The instrument enables correlated multi-property measurements of structural, physical, and chemical properties of nanoscale materials by researchers from broad backgrounds at NU including, Mechanical Engineering, Civil and Environmental Engineering, Materials Science and Engineering, Chemistry, and Earth and Planetary Sciences, and users outside of NU. The instrument facilitates the discovery of new electronic materials and the development of novel devices that range from transistors, photodetectors to advanced brain-inspired computing technologies.
In addition, the instrument is integrated into existing graduate and undergraduate curricula at NU to facilitate hands-on experimentation of the multi-physics of nanoscale materials. The instrument also provides opportunities for educating the next generation of nano-scientists and engineers and diversifying the Nation's STEM workforce through multidisciplinary training for underrepresented students at grade school, undergraduate, and graduate levels.
Technical Description:
The NanoRaman AFM system offers a versatile platform for correlated multi-property measurements with 10 nm lateral spatial resolution and high measurement precision. The instrument facilitates integrating multi-dimensional electronic materials to leverage interfaces and defects to enable novel electronic, optoelectronic, and thermoelectric phenomena.

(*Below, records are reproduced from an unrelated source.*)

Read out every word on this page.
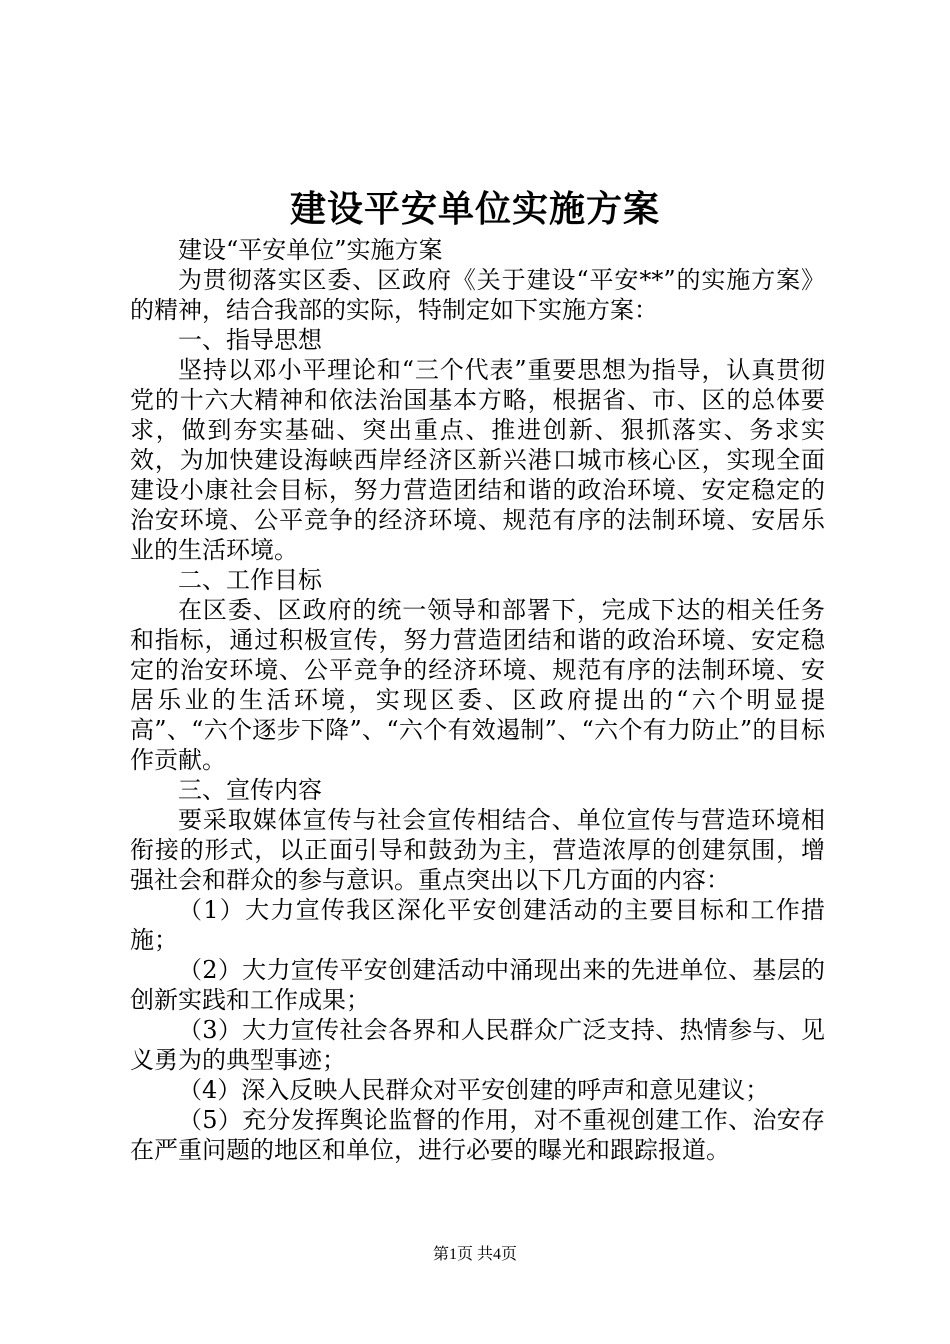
建设平安单位实施方案

建设“平安单位”实施方案

为贯彻落实区委、区政府《关于建设“平安**”的实施方案》的精神，结合我部的实际，特制定如下实施方案：

一、指导思想

坚持以邓小平理论和“三个代表”重要思想为指导，认真贯彻党的十六大精神和依法治国基本方略，根据省、市、区的总体要求，做到夯实基础、突出重点、推进创新、狠抓落实、务求实效，为加快建设海峡西岸经济区新兴港口城市核心区，实现全面建设小康社会目标，努力营造团结和谐的政治环境、安定稳定的治安环境、公平竞争的经济环境、规范有序的法制环境、安居乐业的生活环境。

二、工作目标

在区委、区政府的统一领导和部署下，完成下达的相关任务和指标，通过积极宣传，努力营造团结和谐的政治环境、安定稳定的治安环境、公平竞争的经济环境、规范有序的法制环境、安居乐业的生活环境，实现区委、区政府提出的“六个明显提高”、“六个逐步下降”、“六个有效遏制”、“六个有力防止”的目标作贡献。

三、宣传内容

要采取媒体宣传与社会宣传相结合、单位宣传与营造环境相衔接的形式，以正面引导和鼓劲为主，营造浓厚的创建氛围，增强社会和群众的参与意识。重点突出以下几方面的内容：

（1）大力宣传我区深化平安创建活动的主要目标和工作措施；

（2）大力宣传平安创建活动中涌现出来的先进单位、基层的创新实践和工作成果；

（3）大力宣传社会各界和人民群众广泛支持、热情参与、见义勇为的典型事迹；

（4）深入反映人民群众对平安创建的呼声和意见建议；

（5）充分发挥舆论监督的作用，对不重视创建工作、治安存在严重问题的地区和单位，进行必要的曝光和跟踪报道。

第1页 共4页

Through SPM, TERS, TEPL, and second harmonic generation measurements, the instrument allows studies of thermal, mechanical, electronic, and optical properties in mixed-dimensional heterostructures and how defects can control these properties. Specifically, researchers use the instrument to characterize carrier concentration and band-edge energy modulation in low-dimensional ferroelectrics with polarizable nanoscale domains, heat dissipation across individual grain boundaries and defects in 2D semiconducting crystals, excitonic and nonlinear optical properties emissions in 2D van der Waals crystals coupled to plasmonic lattices, and local studies of photophysical phenomena in perovskite compounds that impact the performance of electronic devices.
In addition, this instrument facilitates measurements outside the scope of electronic materials. Scientists study, for example, soil and sedimentary organics at microscale and nanoscale interfaces for carbon sequestration applications, tunable metal-organic frameworks for chemical sensing, and nanoscale composite materials for enhanced performance of construction materials.
This award reflects NSF's statutory mission and has been deemed worthy of support through evaluation using the Foundation's intellectual merit and broader impacts review criteria.